Glance through the list of top 50 run scorers in women’s T20Is, and Tryon’s name languishes near the bottom. But her strike rate of 142.45 is unmatched. The next best from among that list strikes at 127. Which means that even if she’s around for a couple of overs, Tryon can change the momentum of a match. One of the best hitters in the game, she could be the trump card the Proteas need to put in their best ever performance in a World T20.

Sri Lanka:

Chamari Athapaththu:

Having led Sri Lanka to their first ODI win over India in five years in September, the Sri Lankan captain will be keen to make an impact in what is her team’s stronger format. Athapathu is the only Sri Lankan to have played in the Women’s Big Bash League and England’s Super League, and will certainly be the prize wicket for every opposition. As her 178* against Australia in the Women’s World Cup 2017 showed, Athapaththu can single handedly destroy bowling attacks on her day.

Shashikala Siriwardene:

The former Sri Lankan captain was third highest scorer in the recent T20I series against India, and showed both intelligence and intent in every innings she played.

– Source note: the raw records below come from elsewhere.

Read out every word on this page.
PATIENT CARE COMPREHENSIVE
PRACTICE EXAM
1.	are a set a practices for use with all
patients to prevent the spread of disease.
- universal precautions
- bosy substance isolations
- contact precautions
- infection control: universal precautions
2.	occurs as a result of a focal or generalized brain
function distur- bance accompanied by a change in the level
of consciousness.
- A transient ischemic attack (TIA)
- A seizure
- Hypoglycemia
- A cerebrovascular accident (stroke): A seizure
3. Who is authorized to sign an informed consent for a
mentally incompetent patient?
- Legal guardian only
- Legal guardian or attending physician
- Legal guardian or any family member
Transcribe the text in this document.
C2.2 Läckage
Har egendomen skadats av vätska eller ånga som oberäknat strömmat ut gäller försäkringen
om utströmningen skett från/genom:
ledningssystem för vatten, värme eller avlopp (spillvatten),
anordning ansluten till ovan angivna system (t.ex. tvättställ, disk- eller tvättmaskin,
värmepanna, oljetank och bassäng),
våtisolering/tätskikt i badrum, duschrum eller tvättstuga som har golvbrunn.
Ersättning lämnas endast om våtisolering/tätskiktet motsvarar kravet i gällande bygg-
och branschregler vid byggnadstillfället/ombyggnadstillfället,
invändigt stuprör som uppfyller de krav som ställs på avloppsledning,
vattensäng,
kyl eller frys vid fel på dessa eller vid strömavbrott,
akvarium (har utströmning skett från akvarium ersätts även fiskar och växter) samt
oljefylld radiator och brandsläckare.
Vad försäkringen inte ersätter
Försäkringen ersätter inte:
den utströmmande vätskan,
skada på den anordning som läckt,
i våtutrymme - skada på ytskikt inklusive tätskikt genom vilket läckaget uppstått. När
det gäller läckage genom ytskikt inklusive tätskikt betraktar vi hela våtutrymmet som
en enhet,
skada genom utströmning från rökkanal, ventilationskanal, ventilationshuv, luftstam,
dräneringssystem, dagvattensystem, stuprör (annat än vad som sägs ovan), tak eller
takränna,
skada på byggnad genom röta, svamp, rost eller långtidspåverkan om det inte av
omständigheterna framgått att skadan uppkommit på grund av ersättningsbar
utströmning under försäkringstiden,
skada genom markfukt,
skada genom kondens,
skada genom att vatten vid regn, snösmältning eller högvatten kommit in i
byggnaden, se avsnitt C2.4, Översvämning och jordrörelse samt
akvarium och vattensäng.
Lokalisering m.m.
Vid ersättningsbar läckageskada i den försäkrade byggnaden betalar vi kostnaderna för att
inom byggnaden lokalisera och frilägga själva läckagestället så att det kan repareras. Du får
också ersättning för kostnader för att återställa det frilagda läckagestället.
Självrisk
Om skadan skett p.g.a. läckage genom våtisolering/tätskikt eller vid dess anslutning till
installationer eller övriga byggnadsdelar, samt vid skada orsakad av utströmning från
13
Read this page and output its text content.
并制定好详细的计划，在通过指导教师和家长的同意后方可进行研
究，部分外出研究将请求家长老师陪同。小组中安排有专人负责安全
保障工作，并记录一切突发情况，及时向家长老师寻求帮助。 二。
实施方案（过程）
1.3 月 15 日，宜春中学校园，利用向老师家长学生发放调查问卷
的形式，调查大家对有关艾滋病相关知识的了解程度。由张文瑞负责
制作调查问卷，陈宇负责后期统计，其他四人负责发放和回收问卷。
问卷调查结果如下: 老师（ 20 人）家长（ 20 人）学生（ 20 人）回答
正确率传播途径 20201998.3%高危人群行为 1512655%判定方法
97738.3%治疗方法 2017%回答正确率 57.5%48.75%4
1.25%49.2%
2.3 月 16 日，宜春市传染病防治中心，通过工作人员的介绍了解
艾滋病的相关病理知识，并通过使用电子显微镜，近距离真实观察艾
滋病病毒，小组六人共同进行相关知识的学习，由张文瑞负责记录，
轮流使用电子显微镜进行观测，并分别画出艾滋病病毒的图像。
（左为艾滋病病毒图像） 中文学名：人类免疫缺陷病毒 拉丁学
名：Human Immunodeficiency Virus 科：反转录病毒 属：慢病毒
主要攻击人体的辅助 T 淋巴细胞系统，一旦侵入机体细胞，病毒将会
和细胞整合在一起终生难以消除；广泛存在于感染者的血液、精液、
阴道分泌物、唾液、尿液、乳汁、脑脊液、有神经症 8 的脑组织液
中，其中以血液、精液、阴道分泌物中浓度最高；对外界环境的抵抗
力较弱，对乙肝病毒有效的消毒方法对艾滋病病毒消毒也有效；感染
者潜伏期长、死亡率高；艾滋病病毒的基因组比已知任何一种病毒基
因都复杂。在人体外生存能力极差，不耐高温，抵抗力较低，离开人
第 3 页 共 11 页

While she will provide stability in the batting, the bowling the attack will revolve around her canny off-spin.Against India at home, she provided control even on flat pitches, and regularly troubled the left-handers. Watch out for this veteran.

West Indies:

Stafanie Taylor:

The second highest run scorer in Women’s T20I history, Taylor also holds top spot among the all-rounders in the MRF Tyres ICC Women’s T20I Player Rankings. With the experience of playing cricket in T20 Leagues around the world, Taylor’s skills are already formidable. This tournament will test her temperament as a leader, with the added pressure of defending a title in front of a passionate home crowd.

Anisa Mohammed:

The only player with more than 100 T20I wickets, Mohammed took her third career five-for in the recent series at home against the Proteas. The last three of those five wickets were a hat-trick, making Mohammed the second player to take one this year. On home pitches that could be spin friendly, expect the off-spinner to play a big part in the Windies’ title defence.